After the election, Ip, who was an assignment editor at Wen Wei Po, returned to the mouthpiece of Beijing authorities as the assistant chief editor in 2020. He was appointed to the Area Committee along with many defeated councillors later that year. There were rumours that Ip could become the Under Secretary for Constitutional and Mainland Affairs in 2021 amidst the cabinet reshuffle, but eventually did not come true. He also left Wen Wei Po afterwards and became company director.

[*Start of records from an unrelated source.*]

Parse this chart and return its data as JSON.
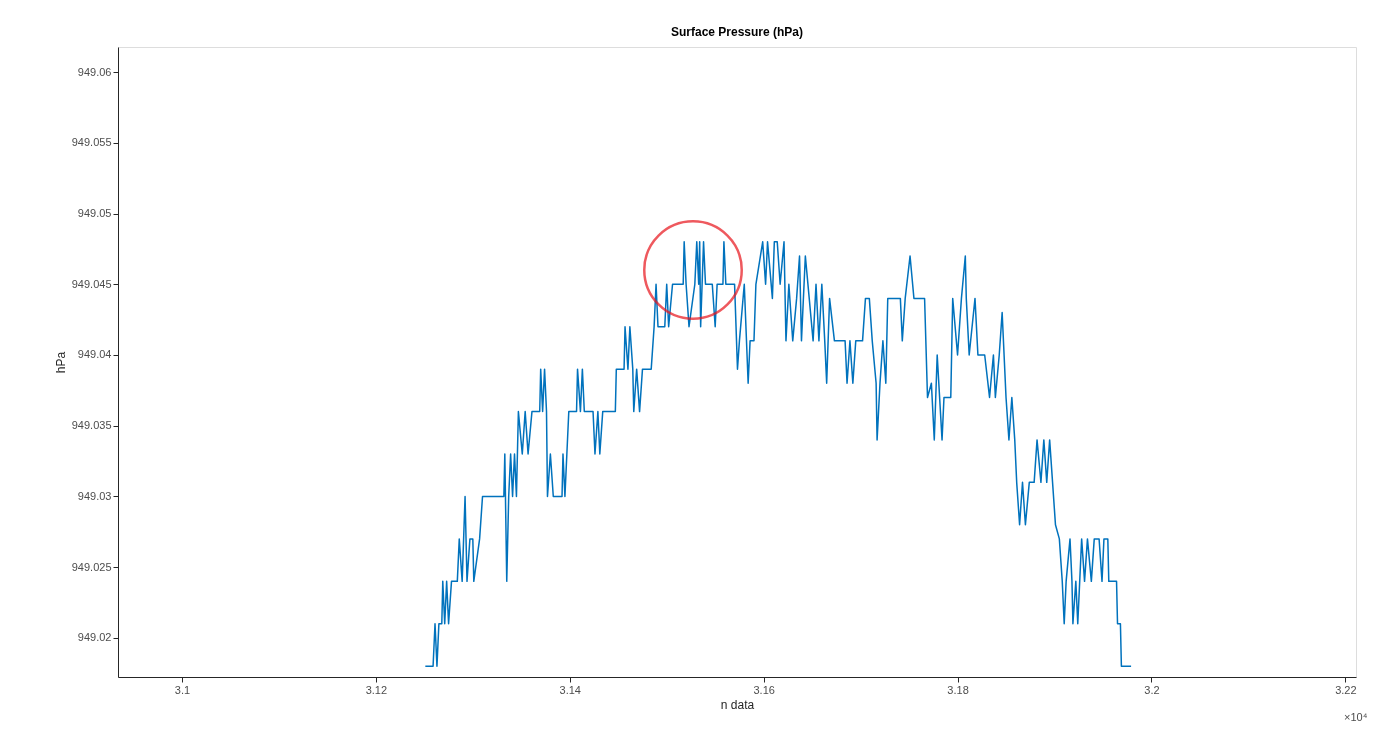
{
  "chart_data": {
    "type": "line",
    "title": "Surface Pressure (hPa)",
    "xlabel": "n data",
    "ylabel": "hPa",
    "annotations": [
      "×10⁴"
    ],
    "xlim": [
      3.0934,
      3.2211
    ],
    "ylim": [
      949.01724,
      949.06177
    ],
    "xticks": [
      3.1,
      3.12,
      3.14,
      3.16,
      3.18,
      3.2,
      3.22
    ],
    "yticks": [
      949.02,
      949.025,
      949.03,
      949.035,
      949.04,
      949.045,
      949.05,
      949.055,
      949.06
    ],
    "grid": false,
    "series": [
      {
        "color": "#0072bd",
        "x": [
          3.1251,
          3.1259,
          3.1261,
          3.1263,
          3.1265,
          3.1268,
          3.1269,
          3.1271,
          3.1273,
          3.1275,
          3.1278,
          3.1284,
          3.1286,
          3.1289,
          3.1292,
          3.1294,
          3.1297,
          3.13,
          3.1301,
          3.1307,
          3.131,
          3.1332,
          3.1333,
          3.1335,
          3.1337,
          3.1339,
          3.1341,
          3.1343,
          3.1345,
          3.1347,
          3.1351,
          3.1354,
          3.1357,
          3.1361,
          3.1369,
          3.137,
          3.1372,
          3.1374,
          3.1376,
          3.1377,
          3.138,
          3.1383,
          3.1392,
          3.1393,
          3.1395,
          3.1397,
          3.1399,
          3.1407,
          3.1408,
          3.1411,
          3.1413,
          3.1415,
          3.1424,
          3.1426,
          3.1429,
          3.1431,
          3.1434,
          3.1447,
          3.1448,
          3.1456,
          3.1457,
          3.146,
          3.1462,
          3.1465,
          3.1466,
          3.1469,
          3.1472,
          3.1475,
          3.1484,
          3.1487,
          3.1489,
          3.1491,
          3.1498,
          3.15,
          3.1502,
          3.1506,
          3.1517,
          3.1518,
          3.152,
          3.1523,
          3.1529,
          3.1531,
          3.1533,
          3.1534,
          3.1535,
          3.1538,
          3.154,
          3.1547,
          3.155,
          3.1552,
          3.1558,
          3.1559,
          3.1561,
          3.157,
          3.1573,
          3.1575,
          3.158,
          3.1584,
          3.1586,
          3.159,
          3.1592,
          3.1599,
          3.1602,
          3.1604,
          3.1609,
          3.1611,
          3.1614,
          3.1617,
          3.1621,
          3.1623,
          3.1626,
          3.163,
          3.1634,
          3.1637,
          3.1639,
          3.1643,
          3.1647,
          3.1651,
          3.1654,
          3.1657,
          3.166,
          3.1663,
          3.1665,
          3.1668,
          3.1673,
          3.1684,
          3.1686,
          3.1689,
          3.1692,
          3.1695,
          3.1702,
          3.1705,
          3.1709,
          3.1712,
          3.1716,
          3.1717,
          3.172,
          3.1723,
          3.1726,
          3.1728,
          3.1741,
          3.1743,
          3.1746,
          3.1751,
          3.1755,
          3.1766,
          3.1769,
          3.1773,
          3.1776,
          3.1779,
          3.1784,
          3.1786,
          3.1793,
          3.1795,
          3.18,
          3.1804,
          3.1808,
          3.1809,
          3.1812,
          3.1818,
          3.1821,
          3.1828,
          3.1833,
          3.1837,
          3.1839,
          3.1843,
          3.1846,
          3.185,
          3.1853,
          3.1856,
          3.1859,
          3.1861,
          3.1864,
          3.1867,
          3.187,
          3.1874,
          3.1879,
          3.1882,
          3.1886,
          3.1889,
          3.1892,
          3.1895,
          3.1898,
          3.1901,
          3.1905,
          3.1908,
          3.191,
          3.1912,
          3.1916,
          3.1918,
          3.1919,
          3.1922,
          3.1924,
          3.1926,
          3.1928,
          3.1931,
          3.1934,
          3.1938,
          3.1941,
          3.1946,
          3.1949,
          3.1951,
          3.1955,
          3.1956,
          3.1964,
          3.1965,
          3.1968,
          3.1969,
          3.1971,
          3.1974,
          3.1976,
          3.1979
        ],
        "values": [
          949.018,
          949.018,
          949.021,
          949.018,
          949.021,
          949.021,
          949.024,
          949.021,
          949.024,
          949.021,
          949.024,
          949.024,
          949.027,
          949.024,
          949.03,
          949.024,
          949.027,
          949.027,
          949.024,
          949.027,
          949.03,
          949.03,
          949.033,
          949.024,
          949.03,
          949.033,
          949.03,
          949.033,
          949.03,
          949.036,
          949.033,
          949.036,
          949.033,
          949.036,
          949.036,
          949.039,
          949.036,
          949.039,
          949.036,
          949.03,
          949.033,
          949.03,
          949.03,
          949.033,
          949.03,
          949.033,
          949.036,
          949.036,
          949.039,
          949.036,
          949.039,
          949.036,
          949.036,
          949.033,
          949.036,
          949.033,
          949.036,
          949.036,
          949.039,
          949.039,
          949.042,
          949.039,
          949.042,
          949.039,
          949.036,
          949.039,
          949.036,
          949.039,
          949.039,
          949.042,
          949.045,
          949.042,
          949.042,
          949.045,
          949.042,
          949.045,
          949.045,
          949.048,
          949.045,
          949.042,
          949.045,
          949.048,
          949.045,
          949.048,
          949.042,
          949.048,
          949.045,
          949.045,
          949.042,
          949.045,
          949.045,
          949.048,
          949.045,
          949.045,
          949.039,
          949.041,
          949.045,
          949.038,
          949.041,
          949.041,
          949.045,
          949.048,
          949.045,
          949.048,
          949.044,
          949.048,
          949.048,
          949.045,
          949.048,
          949.041,
          949.045,
          949.041,
          949.044,
          949.047,
          949.041,
          949.047,
          949.044,
          949.041,
          949.045,
          949.041,
          949.045,
          949.041,
          949.038,
          949.044,
          949.041,
          949.041,
          949.038,
          949.041,
          949.038,
          949.041,
          949.041,
          949.044,
          949.044,
          949.041,
          949.038,
          949.034,
          949.038,
          949.041,
          949.038,
          949.044,
          949.044,
          949.041,
          949.044,
          949.047,
          949.044,
          949.044,
          949.037,
          949.038,
          949.034,
          949.04,
          949.034,
          949.037,
          949.037,
          949.044,
          949.04,
          949.044,
          949.047,
          949.044,
          949.04,
          949.044,
          949.04,
          949.04,
          949.037,
          949.04,
          949.037,
          949.04,
          949.043,
          949.037,
          949.034,
          949.037,
          949.034,
          949.031,
          949.028,
          949.031,
          949.028,
          949.031,
          949.031,
          949.034,
          949.031,
          949.034,
          949.031,
          949.034,
          949.031,
          949.028,
          949.027,
          949.024,
          949.021,
          949.024,
          949.027,
          949.024,
          949.021,
          949.024,
          949.021,
          949.024,
          949.027,
          949.024,
          949.027,
          949.024,
          949.027,
          949.027,
          949.024,
          949.027,
          949.027,
          949.024,
          949.024,
          949.021,
          949.021,
          949.018,
          949.018,
          949.018,
          949.018,
          949.018
        ]
      }
    ]
  }
}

With the imposition of the national security-driven electoral revamp, Ip returned to the district council after the 2023 election. Ip also became the secretary-general of the Democratic Alliance for the Betterment and Progress of Hong Kong in 2023.

Ip was elevated further in 2025 with his victory in the Legislative Council election at New Territories South East constituency, succeeding Stanley Li.